Friday, December 20, 2013

Cold Steel Survival Edge

I am a sucker for survival knives and secret compartments and the Cold Steel Survival Edge is both. I was a little skeptical when I first got it, because it is so lightweight that it feels insubstantial. I was pleasantly surprised.

In the box you get what's pictured in the top photo (stock photo); the knife, a ferrocerium striking rod and a molded plastic sheath. It goes for about $30 - $40 retail.

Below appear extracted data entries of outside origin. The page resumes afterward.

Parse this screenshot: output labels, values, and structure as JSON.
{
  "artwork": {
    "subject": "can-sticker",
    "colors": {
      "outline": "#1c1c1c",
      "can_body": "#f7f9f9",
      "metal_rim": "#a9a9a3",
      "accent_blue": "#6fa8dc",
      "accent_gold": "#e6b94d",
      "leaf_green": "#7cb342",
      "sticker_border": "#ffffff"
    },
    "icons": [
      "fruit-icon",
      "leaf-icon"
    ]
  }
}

First, the sheath. It's awful. I don't like it at all. The only thing it has going for it is that it covers the blade without touching it. It has a molded-in belt clip which can be hung on a belt or a lanyard around your neck. that's it for mounting options. The only other possible choice is to just stuff it directly in your pack. The clip is, however, wide enough to attach to ALICE webbing and fits pretty snugly behind the tunneled pocket of a medium ALICE pack. I prefer a nylon sheath like this one from Spec Ops Brand.

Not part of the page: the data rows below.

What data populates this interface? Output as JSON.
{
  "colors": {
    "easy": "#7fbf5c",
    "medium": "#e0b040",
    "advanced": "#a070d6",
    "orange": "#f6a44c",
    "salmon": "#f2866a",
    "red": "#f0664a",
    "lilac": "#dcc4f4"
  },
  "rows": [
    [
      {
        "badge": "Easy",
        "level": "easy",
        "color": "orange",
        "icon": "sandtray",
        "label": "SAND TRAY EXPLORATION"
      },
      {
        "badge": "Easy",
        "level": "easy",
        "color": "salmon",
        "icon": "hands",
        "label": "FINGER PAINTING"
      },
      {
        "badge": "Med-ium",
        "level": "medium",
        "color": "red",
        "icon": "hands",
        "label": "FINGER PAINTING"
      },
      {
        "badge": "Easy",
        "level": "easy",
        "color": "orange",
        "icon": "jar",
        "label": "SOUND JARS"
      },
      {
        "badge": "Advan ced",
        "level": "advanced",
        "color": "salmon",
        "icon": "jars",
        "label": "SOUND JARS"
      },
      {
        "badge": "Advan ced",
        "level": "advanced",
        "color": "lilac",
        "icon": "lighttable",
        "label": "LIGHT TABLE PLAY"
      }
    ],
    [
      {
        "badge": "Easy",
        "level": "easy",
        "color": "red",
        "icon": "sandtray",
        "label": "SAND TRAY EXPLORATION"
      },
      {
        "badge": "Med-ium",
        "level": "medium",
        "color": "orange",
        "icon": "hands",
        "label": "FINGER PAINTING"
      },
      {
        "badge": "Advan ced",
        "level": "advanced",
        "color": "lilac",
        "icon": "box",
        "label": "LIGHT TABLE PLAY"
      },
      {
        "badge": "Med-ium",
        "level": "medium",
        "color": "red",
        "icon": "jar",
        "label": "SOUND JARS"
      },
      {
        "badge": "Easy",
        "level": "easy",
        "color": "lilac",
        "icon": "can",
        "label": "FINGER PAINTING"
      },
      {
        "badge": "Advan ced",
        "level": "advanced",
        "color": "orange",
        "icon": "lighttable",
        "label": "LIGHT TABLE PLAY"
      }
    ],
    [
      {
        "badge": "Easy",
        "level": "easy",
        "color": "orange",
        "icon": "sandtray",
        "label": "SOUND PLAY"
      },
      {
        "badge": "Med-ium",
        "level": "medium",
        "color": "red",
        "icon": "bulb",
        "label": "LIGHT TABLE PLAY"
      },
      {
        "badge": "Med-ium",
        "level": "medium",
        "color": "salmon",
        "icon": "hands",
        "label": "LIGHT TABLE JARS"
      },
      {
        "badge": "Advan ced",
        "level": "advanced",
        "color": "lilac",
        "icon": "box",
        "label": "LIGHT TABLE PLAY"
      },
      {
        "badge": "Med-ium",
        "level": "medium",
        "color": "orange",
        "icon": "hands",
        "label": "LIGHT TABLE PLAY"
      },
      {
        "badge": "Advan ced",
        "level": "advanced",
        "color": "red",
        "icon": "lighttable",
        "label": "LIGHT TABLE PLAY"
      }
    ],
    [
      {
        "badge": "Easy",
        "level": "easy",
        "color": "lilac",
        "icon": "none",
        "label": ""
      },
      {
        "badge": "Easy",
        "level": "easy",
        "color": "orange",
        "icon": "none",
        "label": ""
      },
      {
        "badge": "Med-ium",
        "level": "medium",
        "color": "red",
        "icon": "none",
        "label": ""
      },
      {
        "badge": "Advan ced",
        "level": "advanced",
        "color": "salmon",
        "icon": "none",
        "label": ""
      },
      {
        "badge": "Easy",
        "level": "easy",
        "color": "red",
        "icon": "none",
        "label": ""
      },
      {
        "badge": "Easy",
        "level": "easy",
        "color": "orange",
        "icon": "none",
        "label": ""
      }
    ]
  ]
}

There's not much to say about the striking rod except that it works well. Striking it with the back of the knife blade produces a huge, hot spark. It takes very little effort to light a pile of dry tinder.

The knife is what surprised me. It's very light weight and has a hollow handle, which means that the blade has a short tang. Given that, I was really wary about the strength of the bond between the handle and the blade. It turns out that it feels really strong and solid, though a little unbalanced.

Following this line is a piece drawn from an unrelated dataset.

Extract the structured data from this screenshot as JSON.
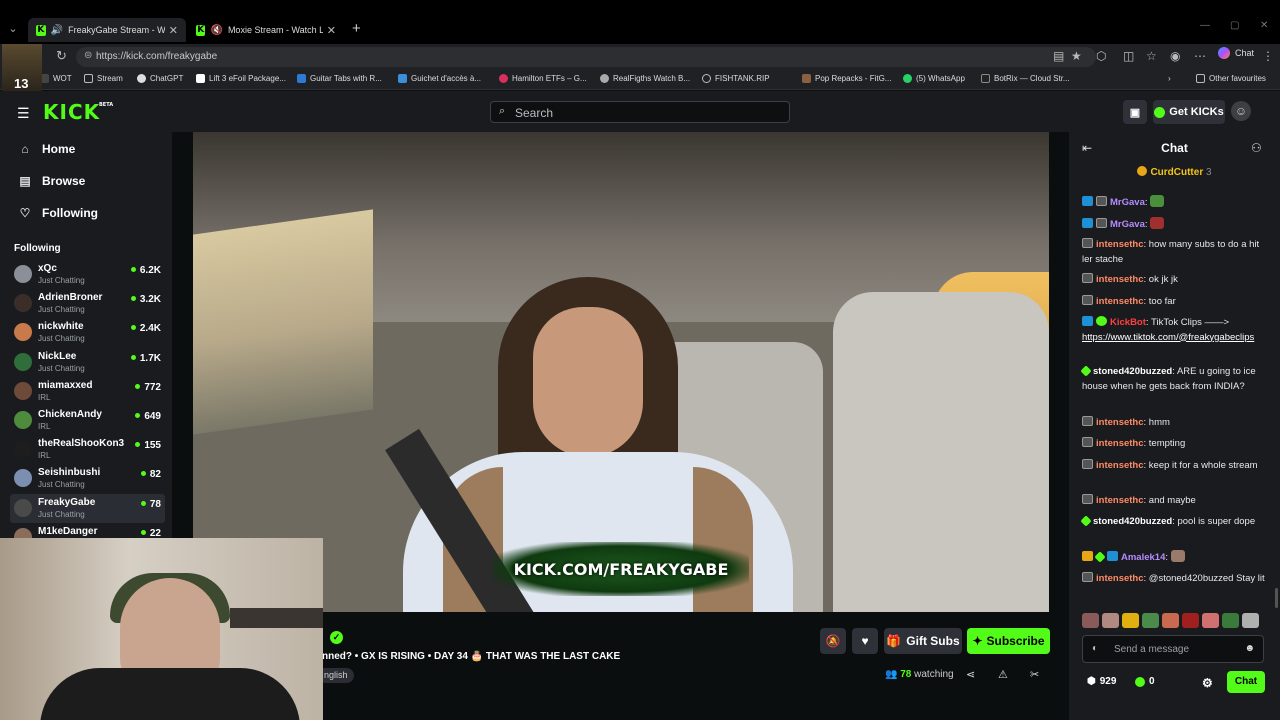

I carved this hard stick and the knife performed flawlessly. It bit in hard and felt solid and sure. The blade seems to hold its edge quite well. I like how the round handle allowed me to "roll" the blade around. This plus the striking rod gives it a thumbs-up for fire starting.

I gave it a brief go at cooking and it did an OK job. Not great, but it would be sufficient for use in the field. The crossguard prevents the blade from being brought all the way down, so the last part of every cut has to be drawn. still, I cut this potato into quarter-inch slices with no trouble. I then cut them into tiny cubes just as easily. It didn't work quite as well with an onion. It took a bit of concentration to slice all the way through. Small stuff like jalapenos are a breeze. This knife is also good for cooking because getting it wet won't hurt it. (That's why I don't use wood-handled kitchen knives).

The hollow handle is part of the reason I bought this knife. I've always loved hidden pockets and secret compartments and stuff like that. The space inside the handle is about three inches deep and a little less than an inch in diameter. That would be a good place for a small survival or fire-starting kit except for one thing; it's not waterproof. I read one review which claimed that his knife was waterproof, but mine is not. I tested it twice by putting a small piece of toilet paper inside and submerging it in a pitcher of water and the paper came out soaked both times. There are five O-rings around it which help the grip, but don't help the seal. Also, the handle floats, but not well enough to keep from losing it if you dropped in a lake or whatever. It would just sink point-down. Maybe the orange handle would help you find it.
 Among the drawbacks previously mentioned, it's just a bit too small. The video on the product page demonstrates the knife being used for batoning (splitting) wood, but it's not big enough to chop with. It doesn't feel substantial enough for heavy work.  
Overall, I would give this knife a 3 out of 5 stars. I like it and it would make a good backup, but I wouldn't choose it as my primary knife.